E così nonostante i diffusi rinvii e le anomalie che, sotto certi aspetti, ha presentato l'indagine, compresa la decisione di pubblicare la sentenza con una sfilza di omissis sui nomi dei testimoni e dei presunti complici del maggiordomo Paoletto, in Vaticano si è fatta strada la percezione che occorre andare fino in fondo. Che la vicenda non si può concludere solo con il processo autunnale dei due imputati. Perché le indagini sulla ormai famosa «rete dei corvi» (fu Paolo Gabriele in una intervista televisiva, opportunamente camuffato, a parlare di almeno venti persone coinvolte) proseguiranno sicuramente dopo la pausa estiva.

Si dice che i gendarmi stiano utilizzando una tecnologia molto sofisticata, prestata loro dai servizi segreti di altri Stati, in grado di setacciare tutte le mail (anche quelle molto vecchie) partite dai server d'Oltretevere. Ciò permetterebbe di ricostruire la ragnatela delle relazioni e arrivare a completare il quadro. «Il Papa vuole che si vada avanti. E andrà fino in fondo» assicura una autorevole fonte.
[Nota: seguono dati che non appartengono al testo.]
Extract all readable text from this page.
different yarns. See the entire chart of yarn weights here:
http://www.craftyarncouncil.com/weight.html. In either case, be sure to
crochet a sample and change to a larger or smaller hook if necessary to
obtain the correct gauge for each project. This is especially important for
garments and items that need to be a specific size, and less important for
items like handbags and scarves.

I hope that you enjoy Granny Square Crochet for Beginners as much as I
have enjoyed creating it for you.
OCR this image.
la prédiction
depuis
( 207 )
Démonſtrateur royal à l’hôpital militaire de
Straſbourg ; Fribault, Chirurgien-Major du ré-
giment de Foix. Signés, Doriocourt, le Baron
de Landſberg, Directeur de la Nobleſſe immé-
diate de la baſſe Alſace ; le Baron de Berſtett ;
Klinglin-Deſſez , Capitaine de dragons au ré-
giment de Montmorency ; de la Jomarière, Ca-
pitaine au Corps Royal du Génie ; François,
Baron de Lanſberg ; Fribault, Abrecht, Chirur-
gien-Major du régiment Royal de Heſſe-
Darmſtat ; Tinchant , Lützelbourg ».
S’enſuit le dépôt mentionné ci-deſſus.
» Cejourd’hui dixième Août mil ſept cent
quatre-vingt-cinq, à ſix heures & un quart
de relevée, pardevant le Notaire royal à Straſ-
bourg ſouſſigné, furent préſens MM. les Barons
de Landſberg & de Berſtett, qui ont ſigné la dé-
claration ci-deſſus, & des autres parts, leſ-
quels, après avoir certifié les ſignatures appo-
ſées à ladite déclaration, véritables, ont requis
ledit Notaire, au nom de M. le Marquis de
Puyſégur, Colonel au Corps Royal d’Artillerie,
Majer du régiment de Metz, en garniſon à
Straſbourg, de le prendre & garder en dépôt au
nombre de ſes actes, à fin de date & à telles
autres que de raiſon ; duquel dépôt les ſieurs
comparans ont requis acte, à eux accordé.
Tra l'altro sembra assai probabile che in concomitanza del processo di Paoletto in autunno, Benedetto XVI sia orientato a rendere note anche le conclusioni delle indagini amministrative svolte con discrezione dai tre cardinali incaricati di portare avanti una ricerca parallela a quella della magistratura. Si tratta di una trentina di pagine scritte dai cardinali Herranz, Tomko e De Giorgi in cui vengono evidenziate le aree deboli del complesso sistema curiale. In attesa di sviluppi gli interrogativi si sprecano su come sia potuto nascere un problema del genere.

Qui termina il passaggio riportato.